The President in a letter written by his secretary denied interfering in Mr Amidu’s anti-corruption assessment report following claims by the former Special Prosecutor that government had been encroaching on his work while in office.
The President’s Secretary claimed that “it is difficult to find any tangible basis for the claim of political interference in the performance of your functions from 20 October, 2020 to 1 November, 2020.”
“The President’s meetings with you and the request for you to give the public officers a hearing cannot sincerely or properly give rise to such an allegation,” he added in the November 17, letter.

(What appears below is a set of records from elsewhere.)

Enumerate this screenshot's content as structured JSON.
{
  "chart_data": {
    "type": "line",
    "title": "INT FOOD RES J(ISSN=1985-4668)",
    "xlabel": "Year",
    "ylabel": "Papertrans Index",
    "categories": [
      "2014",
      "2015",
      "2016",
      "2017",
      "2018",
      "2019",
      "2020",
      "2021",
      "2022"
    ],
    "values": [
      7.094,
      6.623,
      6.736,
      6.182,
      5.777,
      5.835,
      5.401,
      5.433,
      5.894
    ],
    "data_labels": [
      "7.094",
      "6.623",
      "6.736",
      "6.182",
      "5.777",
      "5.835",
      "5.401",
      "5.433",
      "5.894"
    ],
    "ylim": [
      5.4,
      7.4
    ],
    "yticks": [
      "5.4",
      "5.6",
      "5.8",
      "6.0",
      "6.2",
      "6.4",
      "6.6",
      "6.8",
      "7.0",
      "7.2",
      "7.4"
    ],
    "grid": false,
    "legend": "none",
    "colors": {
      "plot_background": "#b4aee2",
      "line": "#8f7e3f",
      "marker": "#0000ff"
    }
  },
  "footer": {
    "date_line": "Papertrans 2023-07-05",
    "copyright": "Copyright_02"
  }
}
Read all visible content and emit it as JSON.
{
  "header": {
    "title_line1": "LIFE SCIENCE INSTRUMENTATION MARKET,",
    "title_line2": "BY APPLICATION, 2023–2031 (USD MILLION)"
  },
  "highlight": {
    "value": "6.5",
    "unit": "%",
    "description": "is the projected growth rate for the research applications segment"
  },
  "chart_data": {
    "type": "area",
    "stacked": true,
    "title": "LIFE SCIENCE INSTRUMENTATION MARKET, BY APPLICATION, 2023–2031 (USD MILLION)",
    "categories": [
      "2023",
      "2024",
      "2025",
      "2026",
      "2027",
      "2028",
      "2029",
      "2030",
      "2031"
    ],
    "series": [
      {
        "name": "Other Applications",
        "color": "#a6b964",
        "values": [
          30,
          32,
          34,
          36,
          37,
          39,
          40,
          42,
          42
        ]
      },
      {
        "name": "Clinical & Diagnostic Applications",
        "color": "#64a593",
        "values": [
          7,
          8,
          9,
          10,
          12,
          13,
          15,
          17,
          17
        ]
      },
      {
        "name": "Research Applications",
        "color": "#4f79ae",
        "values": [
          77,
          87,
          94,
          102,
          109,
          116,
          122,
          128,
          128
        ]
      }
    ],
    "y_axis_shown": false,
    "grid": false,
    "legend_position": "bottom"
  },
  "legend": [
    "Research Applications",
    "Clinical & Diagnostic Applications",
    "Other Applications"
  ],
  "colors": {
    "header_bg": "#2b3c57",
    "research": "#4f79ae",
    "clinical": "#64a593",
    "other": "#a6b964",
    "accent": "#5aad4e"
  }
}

However, in Mr Amidu’s latest response to the President’s letter on Friday, he insists that the President had indeed interfered in his work.
In a 27-page letter, the former Special Prosecutor revealed that the President had on two different occasions directed him to halt any further investigation into the Agyapa Mineral Royalties deal.
“I reported my concerns immediately thereafter to the late former President Emeritus Jerry John Rawlings who had always acted as a go-between, between the President and me in his Office in the presence of a surviving third party. Indeed, it was upon the former President Emeritus’ insistence that my mere presence as the Special Prosecutor contributed to reducing the rape of the public purse through corruption activities that I stayed in my position that long. He was the insurance for my independence of action.
He continued, “The demands made on me by the President when I met him in his Office on Friday, 23, October 2020 to withhold any further action on the tax haven based Agyapa Royalties Limited anti-corruption assessment report convinced me instantly that he had laboured under the mistaken impression that I could be his poodle.
“The interfering demands made by the President on the performance of my functions as the Special Prosecutor is the only explanation for me telling the President immediately in his office that I did not intend to continue as the Special Prosecutor.”